Clinical biochemistry

A case of carcinoid syndrome due to medullary thyroid carcinoma

Daniel Flanagan1,2, Thomas Fox1,2 & Jamie Fulton1,2

1Derriford Hospital, Plymouth, UK; 2Peninsula College of Medicine and Dentistry, Devon, UK.

A 73-year-old man was referred to the general medical clinic with a 3-year history of shortness of breath and wheeze. During assessment he commented that over the same period he had also had intermittent sweats, flushing and redness of the face especially after eating and taking red wine. Echocardiogram and urinary 24-h 5-hydroxyindoleacetic acid (5-HIAA) were arranged. Surprisingly two of three urinary 24-h urinary 5-HIAA were positive (43 and 47.5 μmol/24 h and 30 μmol/24 h, NR 6–36 μmol/24 h).

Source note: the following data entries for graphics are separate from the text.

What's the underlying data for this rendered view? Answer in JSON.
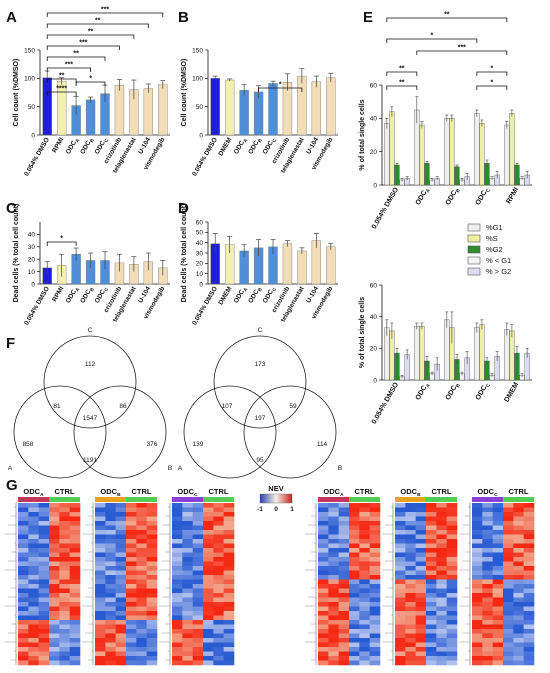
{
  "panels": {
    "A": {
      "letter": "A",
      "ylabel": "Cell count (%DMSO)",
      "ylim": [
        0,
        150
      ],
      "yticks": [
        0,
        50,
        100,
        150
      ],
      "categories": [
        "0.054% DMSO",
        "RPMI",
        "ODCA",
        "ODCB",
        "ODCC",
        "crizotinib",
        "telaglenastat",
        "U-104",
        "vismodegib"
      ],
      "values": [
        101,
        95,
        52,
        62,
        73,
        88,
        80,
        82,
        89
      ],
      "errors": [
        12,
        6,
        16,
        5,
        15,
        10,
        17,
        8,
        7
      ],
      "colors": [
        "#1f1fd6",
        "#f4f0b0",
        "#4f8fd8",
        "#4f8fd8",
        "#4f8fd8",
        "#f3dcb8",
        "#f3dcb8",
        "#f3dcb8",
        "#f3dcb8"
      ],
      "significance": [
        "***",
        "**",
        "**",
        "***",
        "**",
        "***",
        "**",
        "****",
        "*"
      ]
    },
    "B": {
      "letter": "B",
      "ylabel": "Cell count (%DMSO)",
      "ylim": [
        0,
        150
      ],
      "yticks": [
        0,
        50,
        100,
        150
      ],
      "categories": [
        "0.054% DMSO",
        "DMEM",
        "ODCA",
        "ODCB",
        "ODCC",
        "crizotinib",
        "telaglenastat",
        "U-104",
        "vismodegib"
      ],
      "values": [
        100,
        97,
        79,
        76,
        91,
        93,
        104,
        94,
        101
      ],
      "errors": [
        4,
        2,
        10,
        11,
        4,
        15,
        13,
        10,
        8
      ],
      "colors": [
        "#1f1fd6",
        "#f4f0b0",
        "#4f8fd8",
        "#4f8fd8",
        "#4f8fd8",
        "#f3dcb8",
        "#f3dcb8",
        "#f3dcb8",
        "#f3dcb8"
      ],
      "significance": [
        "*"
      ]
    },
    "C": {
      "letter": "C",
      "ylabel": "Dead cells (% total cell count)",
      "ylim": [
        0,
        50
      ],
      "yticks": [
        0,
        10,
        20,
        30,
        40
      ],
      "categories": [
        "0.054% DMSO",
        "RPMI",
        "ODCA",
        "ODCB",
        "ODCC",
        "crizotinib",
        "telaglenastat",
        "U-104",
        "vismodegib"
      ],
      "values": [
        13,
        15,
        24,
        19,
        19,
        17,
        16,
        18,
        13
      ],
      "errors": [
        5,
        9,
        5,
        6,
        7,
        7,
        6,
        7,
        6
      ],
      "colors": [
        "#1f1fd6",
        "#f4f0b0",
        "#4f8fd8",
        "#4f8fd8",
        "#4f8fd8",
        "#f3dcb8",
        "#f3dcb8",
        "#f3dcb8",
        "#f3dcb8"
      ],
      "significance": [
        "*"
      ]
    },
    "D": {
      "letter": "D",
      "ylabel": "Dead cells (% total cell count)",
      "ylim": [
        0,
        60
      ],
      "yticks": [
        0,
        10,
        20,
        30,
        40,
        50,
        60
      ],
      "categories": [
        "0.054% DMSO",
        "DMEM",
        "ODCA",
        "ODCB",
        "ODCC",
        "crizotinib",
        "telaglenastat",
        "U-104",
        "vismodegib"
      ],
      "values": [
        39,
        38,
        32,
        35,
        36,
        39,
        32,
        42,
        36
      ],
      "errors": [
        10,
        8,
        6,
        8,
        7,
        3,
        3,
        7,
        3
      ],
      "colors": [
        "#1f1fd6",
        "#f4f0b0",
        "#4f8fd8",
        "#4f8fd8",
        "#4f8fd8",
        "#f3dcb8",
        "#f3dcb8",
        "#f3dcb8",
        "#f3dcb8"
      ]
    },
    "E": {
      "letter": "E",
      "ylabel": "% of total single cells",
      "ylim": [
        0,
        60
      ],
      "yticks": [
        0,
        20,
        40,
        60
      ],
      "legend": [
        "%G1",
        "%S",
        "%G2",
        "% < G1",
        "% > G2"
      ],
      "series_colors": [
        "#efefef",
        "#f0eea0",
        "#2e8b2e",
        "#f4f4f4",
        "#dcdcf4"
      ],
      "top": {
        "categories": [
          "0.054% DMSO",
          "ODCA",
          "ODCB",
          "ODCC",
          "RPMI"
        ],
        "values": [
          [
            37,
            44,
            12,
            3,
            4
          ],
          [
            45,
            36,
            13,
            3,
            4
          ],
          [
            40,
            40,
            11,
            3,
            5
          ],
          [
            43,
            37,
            13,
            4,
            6
          ],
          [
            36,
            43,
            12,
            4,
            6
          ]
        ],
        "errors": [
          [
            3,
            3,
            1,
            1,
            1
          ],
          [
            8,
            2,
            1,
            1,
            1
          ],
          [
            2,
            2,
            1,
            1,
            2
          ],
          [
            2,
            2,
            2,
            1,
            2
          ],
          [
            2,
            2,
            1,
            1,
            2
          ]
        ],
        "significance": [
          "**",
          "*",
          "***",
          "**",
          "**",
          "*",
          "*"
        ]
      },
      "bottom": {
        "categories": [
          "0.054% DMSO",
          "ODCA",
          "ODCB",
          "ODCC",
          "DMEM"
        ],
        "values": [
          [
            33,
            31,
            17,
            2,
            16
          ],
          [
            34,
            34,
            12,
            4,
            10
          ],
          [
            38,
            33,
            13,
            4,
            14
          ],
          [
            33,
            35,
            12,
            3,
            15
          ],
          [
            32,
            31,
            17,
            3,
            17
          ]
        ],
        "errors": [
          [
            5,
            5,
            3,
            1,
            3
          ],
          [
            2,
            2,
            3,
            1,
            4
          ],
          [
            5,
            10,
            3,
            1,
            4
          ],
          [
            3,
            3,
            2,
            1,
            3
          ],
          [
            4,
            4,
            4,
            1,
            3
          ]
        ]
      }
    },
    "F": {
      "letter": "F",
      "venns": [
        {
          "top": "C",
          "left": "A",
          "right": "B",
          "c_only": "112",
          "ac": "81",
          "bc": "86",
          "abc": "1547",
          "a_only": "858",
          "b_only": "376",
          "ab": "1191"
        },
        {
          "top": "C",
          "left": "A",
          "right": "B",
          "c_only": "173",
          "ac": "107",
          "bc": "59",
          "abc": "197",
          "a_only": "139",
          "b_only": "114",
          "ab": "95"
        }
      ]
    },
    "G": {
      "letter": "G",
      "heatmap_headers": [
        [
          "ODCA",
          "CTRL"
        ],
        [
          "ODCB",
          "CTRL"
        ],
        [
          "ODCC",
          "CTRL"
        ],
        [
          "ODCA",
          "CTRL"
        ],
        [
          "ODCB",
          "CTRL"
        ],
        [
          "ODCC",
          "CTRL"
        ]
      ],
      "header_colors": {
        "ODCA": "#c4365a",
        "ODCB": "#e8a020",
        "ODCC": "#8a3fd6",
        "CTRL": "#55cc55"
      },
      "legend_title": "NEV",
      "legend_ticks": [
        "-1",
        "0",
        "1"
      ]
    }
  },
  "chart_data": [
    {
      "panel": "A",
      "type": "bar",
      "ylabel": "Cell count (%DMSO)",
      "ylim": [
        0,
        150
      ],
      "categories": [
        "0.054% DMSO",
        "RPMI",
        "ODCA",
        "ODCB",
        "ODCC",
        "crizotinib",
        "telaglenastat",
        "U-104",
        "vismodegib"
      ],
      "values": [
        101,
        95,
        52,
        62,
        73,
        88,
        80,
        82,
        89
      ]
    },
    {
      "panel": "B",
      "type": "bar",
      "ylabel": "Cell count (%DMSO)",
      "ylim": [
        0,
        150
      ],
      "categories": [
        "0.054% DMSO",
        "DMEM",
        "ODCA",
        "ODCB",
        "ODCC",
        "crizotinib",
        "telaglenastat",
        "U-104",
        "vismodegib"
      ],
      "values": [
        100,
        97,
        79,
        76,
        91,
        93,
        104,
        94,
        101
      ]
    },
    {
      "panel": "C",
      "type": "bar",
      "ylabel": "Dead cells (% total cell count)",
      "ylim": [
        0,
        50
      ],
      "categories": [
        "0.054% DMSO",
        "RPMI",
        "ODCA",
        "ODCB",
        "ODCC",
        "crizotinib",
        "telaglenastat",
        "U-104",
        "vismodegib"
      ],
      "values": [
        13,
        15,
        24,
        19,
        19,
        17,
        16,
        18,
        13
      ]
    },
    {
      "panel": "D",
      "type": "bar",
      "ylabel": "Dead cells (% total cell count)",
      "ylim": [
        0,
        60
      ],
      "categories": [
        "0.054% DMSO",
        "DMEM",
        "ODCA",
        "ODCB",
        "ODCC",
        "crizotinib",
        "telaglenastat",
        "U-104",
        "vismodegib"
      ],
      "values": [
        39,
        38,
        32,
        35,
        36,
        39,
        32,
        42,
        36
      ]
    },
    {
      "panel": "E-top",
      "type": "bar",
      "ylabel": "% of total single cells",
      "ylim": [
        0,
        60
      ],
      "categories": [
        "0.054% DMSO",
        "ODCA",
        "ODCB",
        "ODCC",
        "RPMI"
      ],
      "series": [
        {
          "name": "%G1",
          "values": [
            37,
            45,
            40,
            43,
            36
          ]
        },
        {
          "name": "%S",
          "values": [
            44,
            36,
            40,
            37,
            43
          ]
        },
        {
          "name": "%G2",
          "values": [
            12,
            13,
            11,
            13,
            12
          ]
        },
        {
          "name": "% < G1",
          "values": [
            3,
            3,
            3,
            4,
            4
          ]
        },
        {
          "name": "% > G2",
          "values": [
            4,
            4,
            5,
            6,
            6
          ]
        }
      ]
    },
    {
      "panel": "E-bottom",
      "type": "bar",
      "ylabel": "% of total single cells",
      "ylim": [
        0,
        60
      ],
      "categories": [
        "0.054% DMSO",
        "ODCA",
        "ODCB",
        "ODCC",
        "DMEM"
      ],
      "series": [
        {
          "name": "%G1",
          "values": [
            33,
            34,
            38,
            33,
            32
          ]
        },
        {
          "name": "%S",
          "values": [
            31,
            34,
            33,
            35,
            31
          ]
        },
        {
          "name": "%G2",
          "values": [
            17,
            12,
            13,
            12,
            17
          ]
        },
        {
          "name": "% < G1",
          "values": [
            2,
            4,
            4,
            3,
            3
          ]
        },
        {
          "name": "% > G2",
          "values": [
            16,
            10,
            14,
            15,
            17
          ]
        }
      ]
    }
  ]
}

Given the clinical suspicion of carcinoid syndrome an octreotide scan was performed in anticipation of finding an intestinal lesion. Unusually this demonstrated avid tracer uptake in the neck corresponding to a 3×4 cm mass in the thyroid gland on computerised tomography. He was referred to the endocrine services for further evaluation.

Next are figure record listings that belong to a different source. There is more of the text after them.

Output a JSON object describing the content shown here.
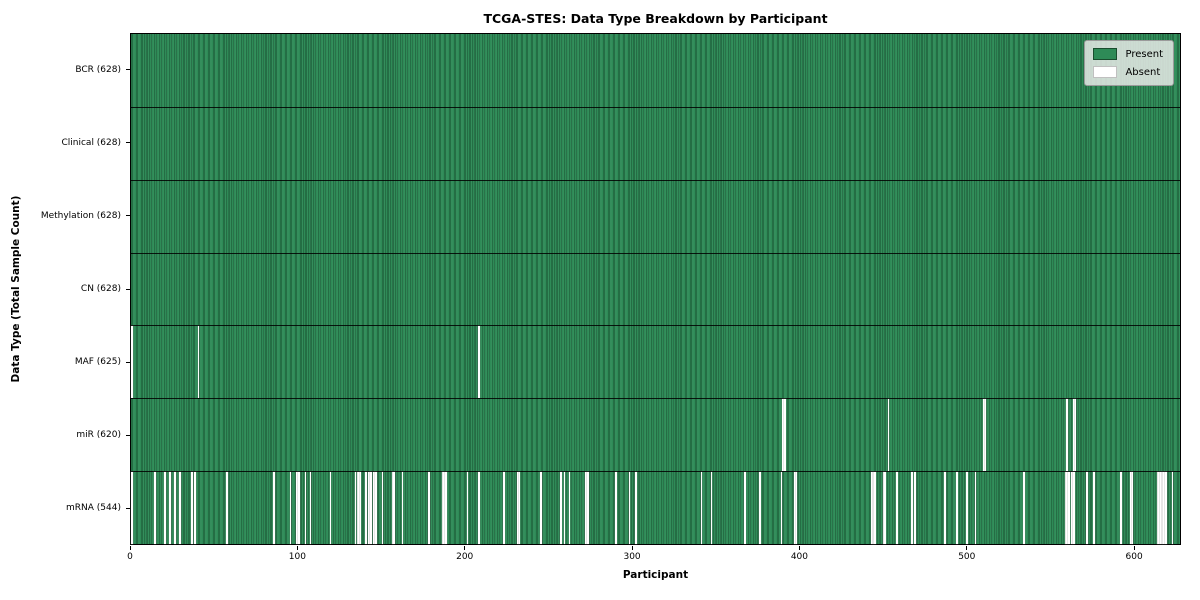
{
  "chart_data": {
    "type": "heatmap",
    "title": "TCGA-STES: Data Type Breakdown by Participant",
    "xlabel": "Participant",
    "ylabel": "Data Type (Total Sample Count)",
    "x_ticks": [
      0,
      100,
      200,
      300,
      400,
      500,
      600
    ],
    "xlim": [
      0,
      628
    ],
    "n_participants": 628,
    "grid": "row-separators",
    "legend_position": "upper-right",
    "legend": {
      "present_label": "Present",
      "absent_label": "Absent"
    },
    "colors": {
      "present": "#2e8b57",
      "absent": "#ffffff",
      "bar_edge": "#123a24"
    },
    "rows": [
      {
        "label": "BCR (628)",
        "data_type": "BCR",
        "present_count": 628,
        "absent_participants": []
      },
      {
        "label": "Clinical (628)",
        "data_type": "Clinical",
        "present_count": 628,
        "absent_participants": []
      },
      {
        "label": "Methylation (628)",
        "data_type": "Methylation",
        "present_count": 628,
        "absent_participants": []
      },
      {
        "label": "CN (628)",
        "data_type": "CN",
        "present_count": 628,
        "absent_participants": []
      },
      {
        "label": "MAF (625)",
        "data_type": "MAF",
        "present_count": 625,
        "absent_participants": [
          0,
          40,
          208
        ]
      },
      {
        "label": "miR (620)",
        "data_type": "miR",
        "present_count": 620,
        "absent_participants": [
          390,
          391,
          453,
          510,
          511,
          560,
          564,
          565
        ]
      },
      {
        "label": "mRNA (544)",
        "data_type": "mRNA",
        "present_count": 544,
        "absent_participants": [
          0,
          14,
          20,
          23,
          26,
          29,
          36,
          38,
          57,
          85,
          95,
          99,
          100,
          104,
          107,
          119,
          134,
          135,
          136,
          137,
          140,
          142,
          143,
          145,
          146,
          150,
          156,
          157,
          162,
          178,
          186,
          187,
          188,
          201,
          208,
          223,
          231,
          232,
          245,
          257,
          259,
          262,
          272,
          273,
          290,
          298,
          302,
          341,
          347,
          367,
          376,
          389,
          397,
          398,
          443,
          444,
          445,
          450,
          451,
          458,
          467,
          469,
          487,
          494,
          500,
          505,
          534,
          559,
          560,
          561,
          563,
          564,
          572,
          576,
          592,
          598,
          599,
          614,
          615,
          616,
          617,
          618,
          619,
          623
        ]
      }
    ]
  }
}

MIBG SPECT confirmed avid uptake in the right lobe of the thyroid gland. Neither imaging modalities showed associated lymphadenopathy. The diagnosis of a neuroendocirne thyroid tumour was made and ultrasound guided fine-needle aspiration cytology of the thyroid mass was performed. Initial cytology indicated a follicular lesion grade Thy3. Repeat FNAC was more suggestive of a medullary neoplasm. Core thyroid biopsy confirmed a medullary carcinoma of the thyroid which was calcitonin positive. MRI of the adrenals and serum calcium were normal making MEN2 unlikely.

The patient was commenced on lanreotide 60 mg monthly and underwent total thyroidectomy and neck dissection. Histology showed a well-circumscribed medullary thyroid carcinoma. He made an excellent post-operative recovery with total resolution of his symptoms of flushing. Post-operative urine collections for 5-HIAA were normal, as were calcitonin and chromogranin A levels. A follow-up octreotide scan 4 months after surgery showed no avid uptake in the neck.

Although carcinoid most commonly is derived from an intestinal tumour source it is important to note that medullary thyroid carcinoma is also a rare source.